It would be easy enough, at this stage, to add to the voluminous commentary on Gov. Chris Christie’s bridge scandal. But there is not much new to say, other than to observe that petty political retaliation is what blue-state conservatives like yours truly have come to expect from government, whether Republican or Democratic. The Democrats are just better at covering up their tracks, and they enjoy a protective media bubble in any case.
When I ran for Congress in Chicago, I was told countless times that people living within the city limits were afraid that their trash would no longer be collected on time if they donated to, or even voted for, a Republican. There was some basis for the belief, as each of the city’s aldermen controlled garbage collection within his own gerrymandered ward. (Rahm Emauel’s efforts to reform that system are the only thing he’s done that I support.)
Chris Christie held forth for nearly two hours on Thursday. It won’t be enough, because some of us have long been convinced that he was a bully regardless, and also because the Democrats will never let him forget the scandal. About the only way he can make amends is to ask his friend in the White House to free up some federal funds (by fiat, of course) to build a second bridge alongside the George Washington, and name it after #44.
That brings me to what I actually wish to discuss, which is the economy. The December jobs report was dismal, but the economy is probably going to get better–perhaps even much better–in 2014. That is not because of anything that President Barack is doing, but rather because the utter failure of Obamacare will prevent him from doing anything more. Investors are breathing a sigh of relief. The era of big government is ending again.
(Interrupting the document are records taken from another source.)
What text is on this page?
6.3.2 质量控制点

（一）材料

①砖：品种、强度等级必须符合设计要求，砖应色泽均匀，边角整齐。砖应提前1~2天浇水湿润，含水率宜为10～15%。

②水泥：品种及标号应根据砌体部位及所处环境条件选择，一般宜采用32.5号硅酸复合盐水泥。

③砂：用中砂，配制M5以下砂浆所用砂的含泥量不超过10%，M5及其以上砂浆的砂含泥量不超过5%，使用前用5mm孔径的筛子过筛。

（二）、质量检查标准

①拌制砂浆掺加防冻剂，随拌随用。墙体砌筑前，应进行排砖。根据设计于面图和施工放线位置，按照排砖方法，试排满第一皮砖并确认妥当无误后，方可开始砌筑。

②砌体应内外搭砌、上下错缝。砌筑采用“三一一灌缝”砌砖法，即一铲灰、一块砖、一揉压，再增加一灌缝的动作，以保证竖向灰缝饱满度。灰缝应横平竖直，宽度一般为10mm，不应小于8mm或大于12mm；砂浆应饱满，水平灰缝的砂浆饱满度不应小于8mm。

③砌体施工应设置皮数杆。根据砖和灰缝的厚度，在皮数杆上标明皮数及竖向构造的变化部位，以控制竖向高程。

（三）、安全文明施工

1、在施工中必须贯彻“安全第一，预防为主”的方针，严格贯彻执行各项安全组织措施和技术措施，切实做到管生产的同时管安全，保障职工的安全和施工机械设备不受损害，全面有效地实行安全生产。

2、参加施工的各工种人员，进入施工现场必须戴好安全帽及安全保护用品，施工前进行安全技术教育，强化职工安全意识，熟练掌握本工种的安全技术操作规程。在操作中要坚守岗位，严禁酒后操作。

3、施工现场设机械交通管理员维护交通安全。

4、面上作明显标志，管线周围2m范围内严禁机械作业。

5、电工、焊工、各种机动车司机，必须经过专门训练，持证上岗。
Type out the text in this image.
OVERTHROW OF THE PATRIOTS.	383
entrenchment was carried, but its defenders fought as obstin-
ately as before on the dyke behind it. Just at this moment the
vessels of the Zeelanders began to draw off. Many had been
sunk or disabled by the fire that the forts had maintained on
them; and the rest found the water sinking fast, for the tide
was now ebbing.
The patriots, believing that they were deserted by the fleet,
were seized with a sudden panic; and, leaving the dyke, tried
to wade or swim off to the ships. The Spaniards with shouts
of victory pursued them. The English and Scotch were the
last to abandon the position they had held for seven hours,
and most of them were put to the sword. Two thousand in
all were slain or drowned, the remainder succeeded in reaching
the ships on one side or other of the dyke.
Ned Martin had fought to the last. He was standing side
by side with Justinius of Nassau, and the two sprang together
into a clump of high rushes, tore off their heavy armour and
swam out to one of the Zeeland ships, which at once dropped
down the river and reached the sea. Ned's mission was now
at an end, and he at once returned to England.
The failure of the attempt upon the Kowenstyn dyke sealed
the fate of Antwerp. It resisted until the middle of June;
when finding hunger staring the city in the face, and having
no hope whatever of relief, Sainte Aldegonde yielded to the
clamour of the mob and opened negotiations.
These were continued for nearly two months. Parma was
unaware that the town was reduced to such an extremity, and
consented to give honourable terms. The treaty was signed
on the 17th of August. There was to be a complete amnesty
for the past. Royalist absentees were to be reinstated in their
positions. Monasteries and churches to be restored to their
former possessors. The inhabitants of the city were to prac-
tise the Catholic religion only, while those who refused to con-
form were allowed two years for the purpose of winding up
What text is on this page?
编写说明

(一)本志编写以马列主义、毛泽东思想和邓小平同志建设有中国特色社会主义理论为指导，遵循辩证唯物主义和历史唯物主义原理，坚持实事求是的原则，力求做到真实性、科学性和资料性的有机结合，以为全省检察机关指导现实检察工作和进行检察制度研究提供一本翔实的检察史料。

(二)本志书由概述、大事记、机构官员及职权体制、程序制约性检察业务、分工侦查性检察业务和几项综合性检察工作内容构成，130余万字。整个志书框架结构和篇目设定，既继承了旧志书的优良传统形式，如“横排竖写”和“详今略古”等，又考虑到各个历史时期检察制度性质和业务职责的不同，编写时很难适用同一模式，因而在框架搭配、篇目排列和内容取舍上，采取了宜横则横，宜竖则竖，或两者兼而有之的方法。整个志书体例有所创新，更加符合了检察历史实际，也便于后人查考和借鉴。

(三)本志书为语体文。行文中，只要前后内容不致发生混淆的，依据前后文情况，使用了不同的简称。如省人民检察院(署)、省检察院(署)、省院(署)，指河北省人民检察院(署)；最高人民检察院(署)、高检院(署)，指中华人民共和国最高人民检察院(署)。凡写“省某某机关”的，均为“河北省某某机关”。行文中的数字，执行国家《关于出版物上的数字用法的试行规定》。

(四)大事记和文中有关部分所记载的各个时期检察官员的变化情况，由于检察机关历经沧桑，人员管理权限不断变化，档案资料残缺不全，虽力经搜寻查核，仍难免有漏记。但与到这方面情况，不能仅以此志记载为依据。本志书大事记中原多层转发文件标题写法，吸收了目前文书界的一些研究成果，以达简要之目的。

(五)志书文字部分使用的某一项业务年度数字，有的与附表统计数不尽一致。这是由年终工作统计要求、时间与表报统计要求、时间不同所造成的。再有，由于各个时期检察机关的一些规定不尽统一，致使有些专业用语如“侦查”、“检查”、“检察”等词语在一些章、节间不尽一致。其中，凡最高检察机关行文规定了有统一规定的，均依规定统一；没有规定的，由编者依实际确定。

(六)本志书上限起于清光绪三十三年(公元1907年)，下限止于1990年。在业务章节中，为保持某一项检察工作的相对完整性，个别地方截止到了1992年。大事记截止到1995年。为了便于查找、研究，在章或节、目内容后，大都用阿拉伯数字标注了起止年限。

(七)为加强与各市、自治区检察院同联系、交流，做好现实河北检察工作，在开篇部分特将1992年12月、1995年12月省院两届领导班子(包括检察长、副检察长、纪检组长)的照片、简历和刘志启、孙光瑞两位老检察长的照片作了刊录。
Still, in 2016, and probably in 2014, we will be accosted by Democrats touting their new plans for the economy, and complaining loudly that Republicans have no plans. Shout until your throat is raw about the dozens of bills passed by the Republican-controlled House of Representatives that would grow the economy and help create jobs if they were only brought to a vote in Harry Reid’s totalitarian Senate. It won’t matter. Where’s your plan?
Here’s the brutal truth. We don’t need more plans. We need principles. That’s what a conservative opposition party should stand for, especially one that ostensibly commits itself to free markets and the primacy and dignity of the individual. You wouldn’t trust your government to conduct a “traffic study” on a bridge in rush hour, so why would you trust it–Republican or Democrat–to plan anything for your life as important as your living?
The ancient Chinese philosopher Confucius said in the Analects (I’m paraphrasing) that the greatest leader was the one who sat facing in the right direction. In other words: have the right principles and the right priorities, and the people will take care of multiplying and enriching themselves because it is in their nature to do so. He was no conservative, old Confucius, nor any kind of liberal, but his descendants are starting to get it right.
The last thing we need is another big ego, another celebrity, another world-historical figure with a brand new plan. The last time I was unemployed, I read all 1500 pages of War and Peace, and if there’s one thing I learned from Tolstoy, it’s that there really are no world-historical figures: there’s only you, and me. Man plans, and God laughs. So let’s find leaders who get the basics right and let us try our best. Planning for the best never works.